Her reflex was to protect him and his future, and early on, she turned to a longtime Clinton loyalist, Ms. Wright, to defend him against the allegations, according to multiple accounts at the time, documented in books and oral histories.
“We have to destroy her story,” Mrs. Clinton said in 1991 of
Connie Hamzy, one of the first women to come forward during her husband’s first presidential campaign, according to George Stephanopoulos, a former Clinton administration aide who described the events in
his memoir, “All Too Human.” (Three people signed sworn affidavits saying Ms. Hamzy’s story was false.)
When
Gennifer Flowers later surfaced, saying that she had had a long affair with Mr. Clinton, Mrs. Clinton undertook an “aggressive, explicit direction of the campaign to discredit” Ms. Flowers, according to an
exhaustive biography of Mrs. Clinton, “A Woman in Charge,” by Carl Bernstein.
Mrs.
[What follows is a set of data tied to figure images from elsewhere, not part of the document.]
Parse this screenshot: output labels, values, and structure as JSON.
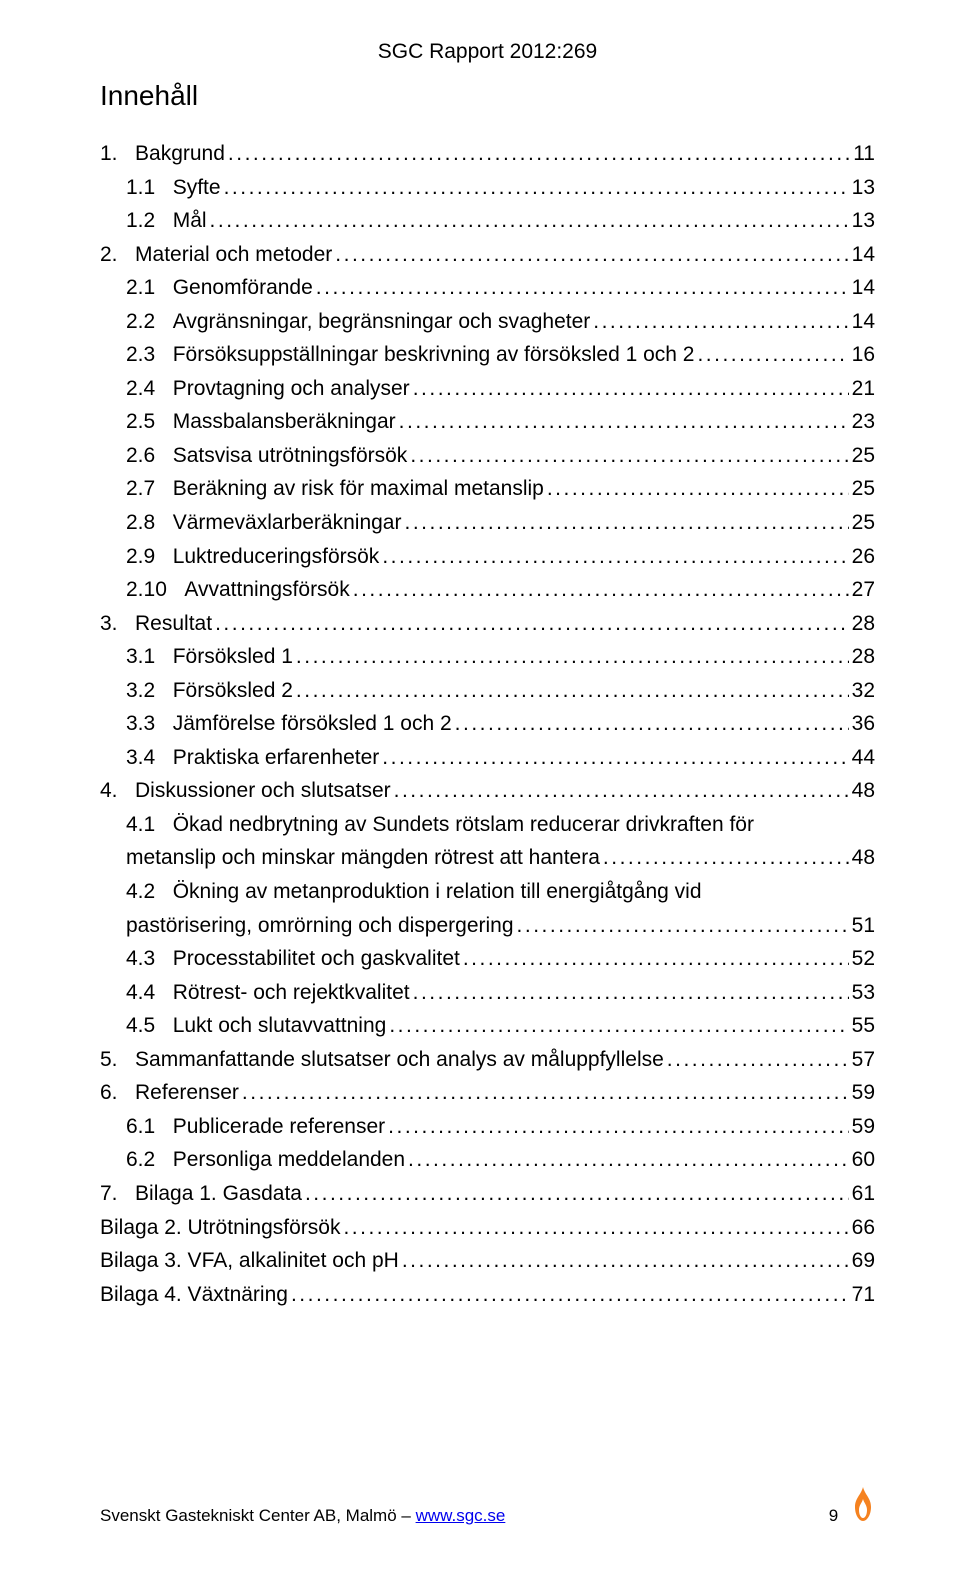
{
  "header": {
    "report_label": "SGC Rapport 2012:269"
  },
  "section_title": "Innehåll",
  "toc": [
    {
      "indent": 0,
      "num": "1.",
      "title": "Bakgrund",
      "page": "11"
    },
    {
      "indent": 1,
      "num": "1.1",
      "title": "Syfte",
      "page": "13"
    },
    {
      "indent": 1,
      "num": "1.2",
      "title": "Mål",
      "page": "13"
    },
    {
      "indent": 0,
      "num": "2.",
      "title": "Material och metoder",
      "page": "14"
    },
    {
      "indent": 1,
      "num": "2.1",
      "title": "Genomförande",
      "page": "14"
    },
    {
      "indent": 1,
      "num": "2.2",
      "title": "Avgränsningar, begränsningar och svagheter",
      "page": "14"
    },
    {
      "indent": 1,
      "num": "2.3",
      "title": "Försöksuppställningar beskrivning av försöksled 1 och 2",
      "page": "16"
    },
    {
      "indent": 1,
      "num": "2.4",
      "title": "Provtagning och analyser",
      "page": "21"
    },
    {
      "indent": 1,
      "num": "2.5",
      "title": "Massbalansberäkningar",
      "page": "23"
    },
    {
      "indent": 1,
      "num": "2.6",
      "title": "Satsvisa utrötningsförsök",
      "page": "25"
    },
    {
      "indent": 1,
      "num": "2.7",
      "title": "Beräkning av risk för maximal metanslip",
      "page": "25"
    },
    {
      "indent": 1,
      "num": "2.8",
      "title": "Värmeväxlarberäkningar",
      "page": "25"
    },
    {
      "indent": 1,
      "num": "2.9",
      "title": "Luktreduceringsförsök",
      "page": "26"
    },
    {
      "indent": 1,
      "num": "2.10",
      "title": "Avvattningsförsök",
      "page": "27"
    },
    {
      "indent": 0,
      "num": "3.",
      "title": "Resultat",
      "page": "28"
    },
    {
      "indent": 1,
      "num": "3.1",
      "title": "Försöksled 1",
      "page": "28"
    },
    {
      "indent": 1,
      "num": "3.2",
      "title": "Försöksled 2",
      "page": "32"
    },
    {
      "indent": 1,
      "num": "3.3",
      "title": "Jämförelse försöksled 1 och 2",
      "page": "36"
    },
    {
      "indent": 1,
      "num": "3.4",
      "title": "Praktiska erfarenheter",
      "page": "44"
    },
    {
      "indent": 0,
      "num": "4.",
      "title": "Diskussioner och slutsatser",
      "page": "48"
    },
    {
      "indent": 1,
      "num": "4.1",
      "title": "Ökad nedbrytning av Sundets rötslam reducerar drivkraften för",
      "title2": "metanslip och minskar mängden rötrest att hantera",
      "page": "48"
    },
    {
      "indent": 1,
      "num": "4.2",
      "title": "Ökning av metanproduktion i relation till energiåtgång vid",
      "title2": "pastörisering, omrörning och dispergering",
      "page": "51"
    },
    {
      "indent": 1,
      "num": "4.3",
      "title": "Processtabilitet och gaskvalitet",
      "page": "52"
    },
    {
      "indent": 1,
      "num": "4.4",
      "title": "Rötrest- och rejektkvalitet",
      "page": "53"
    },
    {
      "indent": 1,
      "num": "4.5",
      "title": "Lukt och slutavvattning",
      "page": "55"
    },
    {
      "indent": 0,
      "num": "5.",
      "title": "Sammanfattande slutsatser och analys av måluppfyllelse",
      "page": "57"
    },
    {
      "indent": 0,
      "num": "6.",
      "title": "Referenser",
      "page": "59"
    },
    {
      "indent": 1,
      "num": "6.1",
      "title": "Publicerade referenser",
      "page": "59"
    },
    {
      "indent": 1,
      "num": "6.2",
      "title": "Personliga meddelanden",
      "page": "60"
    },
    {
      "indent": 0,
      "num": "7.",
      "title": "Bilaga 1. Gasdata",
      "page": "61"
    },
    {
      "indent": 0,
      "num": "",
      "title": "Bilaga 2. Utrötningsförsök",
      "page": "66"
    },
    {
      "indent": 0,
      "num": "",
      "title": "Bilaga 3. VFA, alkalinitet och pH",
      "page": "69"
    },
    {
      "indent": 0,
      "num": "",
      "title": "Bilaga 4. Växtnäring",
      "page": "71"
    }
  ],
  "footer": {
    "org": "Svenskt Gastekniskt Center AB, Malmö – ",
    "link_text": "www.sgc.se",
    "page_number": "9",
    "flame_color": "#f58220"
  }
}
Clinton referred to
Monica Lewinsky, the White House intern who had an affair with the 42nd president, as a “narcissistic loony toon,” according to one of her closest confidantes, Diane D. Blair, whose diaries were released to the University of Arkansas after her death in 2000.
Ms. Lewinsky later called the comment an example of Mrs. Clinton’s impulse to “blame the woman.”